Over the past month, the Barometer noted two articles that presented a stunning contrast. The first, by Bob Greene, in the October 20-21, 2018 Wall Street Journal. Mr. Greene told a story that unfolded during a Sunday morning walk. An elderly couple pulled up at a medical complex, parking in a lot that had 100 parking spaces. When the couple got out of their car, they realized that they had parked over the white line on one side of their parking space. Rather than take up two spaces, the man got back into the car as his wife directed him on moving the car within both white lines. They then went into the medical building. Mr.Greene rightly observed that no one would have minded if they had not reparked. No one would have been affected or inconvenience by a single car taking up two spaces. Yet, they followed a small rule because they had in their minds the thought that you just don’t do those kind of things. It was a small but inspirational act of doing the right thing — a random act of courtesy.

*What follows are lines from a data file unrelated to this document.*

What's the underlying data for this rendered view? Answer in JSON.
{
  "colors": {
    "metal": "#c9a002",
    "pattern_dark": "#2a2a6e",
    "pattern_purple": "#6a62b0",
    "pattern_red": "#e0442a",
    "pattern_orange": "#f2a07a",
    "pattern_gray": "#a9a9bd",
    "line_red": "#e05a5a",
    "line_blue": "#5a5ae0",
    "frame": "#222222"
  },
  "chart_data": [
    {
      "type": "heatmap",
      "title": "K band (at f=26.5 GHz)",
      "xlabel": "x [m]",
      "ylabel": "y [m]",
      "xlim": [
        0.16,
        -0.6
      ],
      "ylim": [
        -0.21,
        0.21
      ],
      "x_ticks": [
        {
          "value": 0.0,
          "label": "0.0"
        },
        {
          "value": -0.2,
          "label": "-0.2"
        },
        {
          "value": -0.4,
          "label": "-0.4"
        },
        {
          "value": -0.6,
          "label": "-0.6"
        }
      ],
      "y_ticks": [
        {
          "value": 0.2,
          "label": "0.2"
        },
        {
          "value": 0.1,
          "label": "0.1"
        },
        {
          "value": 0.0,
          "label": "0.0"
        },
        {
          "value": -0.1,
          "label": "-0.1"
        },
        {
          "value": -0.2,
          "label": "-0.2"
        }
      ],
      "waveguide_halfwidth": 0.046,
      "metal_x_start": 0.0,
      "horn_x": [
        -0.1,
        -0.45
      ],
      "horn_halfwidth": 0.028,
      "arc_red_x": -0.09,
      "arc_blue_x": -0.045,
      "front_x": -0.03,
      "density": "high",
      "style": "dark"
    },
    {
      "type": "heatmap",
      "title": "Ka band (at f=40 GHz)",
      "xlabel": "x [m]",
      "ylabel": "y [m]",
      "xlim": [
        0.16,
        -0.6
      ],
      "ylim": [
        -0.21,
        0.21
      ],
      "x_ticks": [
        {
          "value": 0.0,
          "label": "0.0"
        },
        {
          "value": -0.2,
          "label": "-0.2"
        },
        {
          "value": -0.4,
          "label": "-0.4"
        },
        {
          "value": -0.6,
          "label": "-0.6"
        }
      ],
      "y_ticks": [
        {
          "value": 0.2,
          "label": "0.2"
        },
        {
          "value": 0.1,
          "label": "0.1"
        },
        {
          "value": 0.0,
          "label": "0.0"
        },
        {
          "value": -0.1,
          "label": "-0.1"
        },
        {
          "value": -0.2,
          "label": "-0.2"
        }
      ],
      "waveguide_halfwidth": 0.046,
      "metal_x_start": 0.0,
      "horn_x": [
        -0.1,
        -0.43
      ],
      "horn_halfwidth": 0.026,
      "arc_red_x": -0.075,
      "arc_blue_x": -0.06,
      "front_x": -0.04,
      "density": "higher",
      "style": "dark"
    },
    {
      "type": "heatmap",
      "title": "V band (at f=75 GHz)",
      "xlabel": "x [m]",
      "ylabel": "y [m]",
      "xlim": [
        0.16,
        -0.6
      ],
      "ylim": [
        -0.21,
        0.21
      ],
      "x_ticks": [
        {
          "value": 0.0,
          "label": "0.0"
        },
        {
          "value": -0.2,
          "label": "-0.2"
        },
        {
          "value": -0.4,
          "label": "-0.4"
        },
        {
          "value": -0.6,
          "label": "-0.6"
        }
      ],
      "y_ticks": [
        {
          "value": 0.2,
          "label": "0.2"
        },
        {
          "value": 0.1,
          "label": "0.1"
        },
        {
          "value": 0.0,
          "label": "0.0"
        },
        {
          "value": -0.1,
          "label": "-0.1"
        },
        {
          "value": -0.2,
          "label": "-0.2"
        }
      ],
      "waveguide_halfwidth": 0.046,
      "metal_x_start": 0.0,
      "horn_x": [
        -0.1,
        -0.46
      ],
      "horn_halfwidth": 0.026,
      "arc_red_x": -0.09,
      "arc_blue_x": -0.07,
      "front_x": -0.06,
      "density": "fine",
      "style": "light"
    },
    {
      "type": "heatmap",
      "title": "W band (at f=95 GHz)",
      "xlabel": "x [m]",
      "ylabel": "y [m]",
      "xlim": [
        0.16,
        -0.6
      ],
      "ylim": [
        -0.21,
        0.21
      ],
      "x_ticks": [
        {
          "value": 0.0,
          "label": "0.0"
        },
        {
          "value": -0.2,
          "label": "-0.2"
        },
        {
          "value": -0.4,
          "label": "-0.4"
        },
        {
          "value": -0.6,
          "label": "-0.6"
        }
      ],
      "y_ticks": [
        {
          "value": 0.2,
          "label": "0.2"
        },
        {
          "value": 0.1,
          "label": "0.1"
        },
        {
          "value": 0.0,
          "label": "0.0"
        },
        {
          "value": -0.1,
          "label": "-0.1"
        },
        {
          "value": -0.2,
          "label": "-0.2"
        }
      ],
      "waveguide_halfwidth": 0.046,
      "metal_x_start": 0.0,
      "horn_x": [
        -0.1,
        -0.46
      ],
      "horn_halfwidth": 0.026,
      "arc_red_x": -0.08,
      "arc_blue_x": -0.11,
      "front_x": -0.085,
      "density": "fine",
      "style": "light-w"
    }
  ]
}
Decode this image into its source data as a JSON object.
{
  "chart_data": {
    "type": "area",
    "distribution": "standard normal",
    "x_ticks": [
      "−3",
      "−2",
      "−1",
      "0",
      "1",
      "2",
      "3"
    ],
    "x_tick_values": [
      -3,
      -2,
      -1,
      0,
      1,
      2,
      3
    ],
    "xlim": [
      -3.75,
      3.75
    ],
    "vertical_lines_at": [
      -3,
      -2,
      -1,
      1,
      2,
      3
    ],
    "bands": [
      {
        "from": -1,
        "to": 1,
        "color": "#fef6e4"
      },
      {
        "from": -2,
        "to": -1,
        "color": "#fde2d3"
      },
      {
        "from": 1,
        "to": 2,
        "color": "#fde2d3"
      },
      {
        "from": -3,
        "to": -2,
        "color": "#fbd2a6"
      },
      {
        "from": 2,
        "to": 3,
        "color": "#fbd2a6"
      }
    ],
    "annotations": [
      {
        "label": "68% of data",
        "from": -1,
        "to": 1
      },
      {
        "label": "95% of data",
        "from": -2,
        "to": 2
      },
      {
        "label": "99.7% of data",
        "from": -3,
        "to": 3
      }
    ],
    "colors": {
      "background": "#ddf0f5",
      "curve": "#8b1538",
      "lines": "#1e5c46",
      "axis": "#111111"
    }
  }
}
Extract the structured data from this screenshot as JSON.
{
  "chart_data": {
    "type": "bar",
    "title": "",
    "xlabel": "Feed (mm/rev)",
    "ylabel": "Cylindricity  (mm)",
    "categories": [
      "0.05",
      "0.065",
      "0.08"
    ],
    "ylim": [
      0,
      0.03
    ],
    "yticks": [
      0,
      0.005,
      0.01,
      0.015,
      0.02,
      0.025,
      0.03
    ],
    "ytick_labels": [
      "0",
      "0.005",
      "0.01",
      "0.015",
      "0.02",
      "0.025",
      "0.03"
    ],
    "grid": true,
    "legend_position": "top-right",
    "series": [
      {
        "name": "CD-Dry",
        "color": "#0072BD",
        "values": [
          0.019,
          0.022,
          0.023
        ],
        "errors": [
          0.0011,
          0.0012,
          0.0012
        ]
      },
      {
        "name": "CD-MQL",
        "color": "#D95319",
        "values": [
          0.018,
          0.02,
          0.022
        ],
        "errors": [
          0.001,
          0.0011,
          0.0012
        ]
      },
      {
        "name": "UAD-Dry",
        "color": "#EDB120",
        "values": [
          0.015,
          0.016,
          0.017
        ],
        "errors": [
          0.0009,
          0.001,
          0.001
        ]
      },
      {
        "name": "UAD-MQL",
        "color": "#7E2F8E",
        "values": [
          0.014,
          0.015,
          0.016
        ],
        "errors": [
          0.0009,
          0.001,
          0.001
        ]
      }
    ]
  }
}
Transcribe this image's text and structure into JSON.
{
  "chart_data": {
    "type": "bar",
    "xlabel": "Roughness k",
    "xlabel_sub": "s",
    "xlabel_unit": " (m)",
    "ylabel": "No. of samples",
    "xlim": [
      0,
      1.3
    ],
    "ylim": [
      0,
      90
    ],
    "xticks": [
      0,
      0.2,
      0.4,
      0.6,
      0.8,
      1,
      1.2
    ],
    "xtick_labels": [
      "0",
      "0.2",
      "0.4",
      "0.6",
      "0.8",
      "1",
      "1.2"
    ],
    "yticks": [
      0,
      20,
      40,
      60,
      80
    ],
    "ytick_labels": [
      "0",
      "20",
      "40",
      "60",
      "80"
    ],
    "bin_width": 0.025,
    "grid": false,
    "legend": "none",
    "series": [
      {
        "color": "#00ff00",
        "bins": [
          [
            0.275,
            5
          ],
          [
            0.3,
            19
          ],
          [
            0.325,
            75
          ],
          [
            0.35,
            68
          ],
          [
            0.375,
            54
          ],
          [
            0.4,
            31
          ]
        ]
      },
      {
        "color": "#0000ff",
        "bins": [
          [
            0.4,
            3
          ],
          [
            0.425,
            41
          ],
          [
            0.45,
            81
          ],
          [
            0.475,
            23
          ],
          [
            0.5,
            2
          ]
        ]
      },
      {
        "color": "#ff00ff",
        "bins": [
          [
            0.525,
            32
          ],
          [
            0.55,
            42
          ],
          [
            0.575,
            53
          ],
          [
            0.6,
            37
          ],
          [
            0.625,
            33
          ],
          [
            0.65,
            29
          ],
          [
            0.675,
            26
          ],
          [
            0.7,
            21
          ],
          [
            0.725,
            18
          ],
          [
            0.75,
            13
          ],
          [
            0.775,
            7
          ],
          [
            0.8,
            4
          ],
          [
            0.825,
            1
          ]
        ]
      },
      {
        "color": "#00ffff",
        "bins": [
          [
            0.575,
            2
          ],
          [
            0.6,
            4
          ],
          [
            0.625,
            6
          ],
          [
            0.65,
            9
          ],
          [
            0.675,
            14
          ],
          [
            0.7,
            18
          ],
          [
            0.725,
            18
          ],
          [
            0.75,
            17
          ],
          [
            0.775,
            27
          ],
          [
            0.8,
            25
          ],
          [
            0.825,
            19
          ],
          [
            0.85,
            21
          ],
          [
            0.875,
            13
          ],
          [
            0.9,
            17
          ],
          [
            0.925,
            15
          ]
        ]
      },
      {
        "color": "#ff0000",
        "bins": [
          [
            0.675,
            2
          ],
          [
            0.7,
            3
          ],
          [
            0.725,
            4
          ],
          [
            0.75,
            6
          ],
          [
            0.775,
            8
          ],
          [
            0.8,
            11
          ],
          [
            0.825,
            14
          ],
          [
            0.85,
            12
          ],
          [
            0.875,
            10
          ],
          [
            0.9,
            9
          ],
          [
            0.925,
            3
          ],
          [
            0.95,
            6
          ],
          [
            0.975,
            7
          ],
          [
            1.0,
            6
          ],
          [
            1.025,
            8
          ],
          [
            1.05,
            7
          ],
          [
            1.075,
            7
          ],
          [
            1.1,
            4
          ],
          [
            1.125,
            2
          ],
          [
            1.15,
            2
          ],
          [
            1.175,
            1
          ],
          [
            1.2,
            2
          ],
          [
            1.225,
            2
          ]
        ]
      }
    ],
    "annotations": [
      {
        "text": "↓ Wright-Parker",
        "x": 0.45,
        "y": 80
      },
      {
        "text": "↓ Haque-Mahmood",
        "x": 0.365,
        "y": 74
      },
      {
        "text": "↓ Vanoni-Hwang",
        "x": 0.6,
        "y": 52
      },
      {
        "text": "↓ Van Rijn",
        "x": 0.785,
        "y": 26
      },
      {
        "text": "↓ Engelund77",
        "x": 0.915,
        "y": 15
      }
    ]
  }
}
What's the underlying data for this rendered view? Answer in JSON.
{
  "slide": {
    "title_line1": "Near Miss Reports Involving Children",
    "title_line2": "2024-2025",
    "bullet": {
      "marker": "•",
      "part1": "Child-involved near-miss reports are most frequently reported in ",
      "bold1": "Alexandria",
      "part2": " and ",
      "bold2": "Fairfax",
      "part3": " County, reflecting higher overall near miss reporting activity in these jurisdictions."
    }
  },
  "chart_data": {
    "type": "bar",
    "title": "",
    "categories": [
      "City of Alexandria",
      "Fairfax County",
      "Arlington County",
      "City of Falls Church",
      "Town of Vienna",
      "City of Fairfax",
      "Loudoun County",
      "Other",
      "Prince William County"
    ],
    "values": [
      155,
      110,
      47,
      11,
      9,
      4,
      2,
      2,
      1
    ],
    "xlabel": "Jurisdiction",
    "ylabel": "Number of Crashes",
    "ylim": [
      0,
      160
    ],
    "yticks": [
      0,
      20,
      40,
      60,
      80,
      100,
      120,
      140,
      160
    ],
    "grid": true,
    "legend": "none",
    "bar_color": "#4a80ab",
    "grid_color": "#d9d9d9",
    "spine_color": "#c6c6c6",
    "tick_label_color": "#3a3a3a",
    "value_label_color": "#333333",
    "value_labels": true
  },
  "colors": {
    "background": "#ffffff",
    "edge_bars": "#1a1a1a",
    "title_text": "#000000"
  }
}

In the New York Times, there was the story of the death of Professor Kurt Salzinger, a professor and scholar of behavioral psychology at Hofstra University. He was 89, a native of Austria who had fled the Nazis and come to the United States. Having survived the horror of the Nazis, Professor Salzinger was the victim of a random act of physical rudeness. While Professor and Mrs. Salinger were waiting on a subway platform to go to Macy’s Herald Square when hurried straphanger pushed them aside as he hurried to catch the southbound train to Brooklyn. The Salzingers were knocked to the ground, and Professor Salzinger suffered bleeding in his brain from being knocked to the ground. He subsequently died when he contracted pneumonia in the hospital as they struggled to save him. Someone in such a hurry that others’ lives did not matter rudely pushed aside two tender human beings and now one of them is no longer with us. A random act of brutality committed in the name of time pressures. What drives someone to be so unaffected by the lives of others? What has happened to common courtesy? The Barometer need not have graciousness from all, just common courtesy, the kind that would never take human life in the subway rush.
Two different stories with the common thread of courtesy — in one courtesy was inspirationally present, and in the other shockingly absent. One cannot help but wonder in which direction we are headed.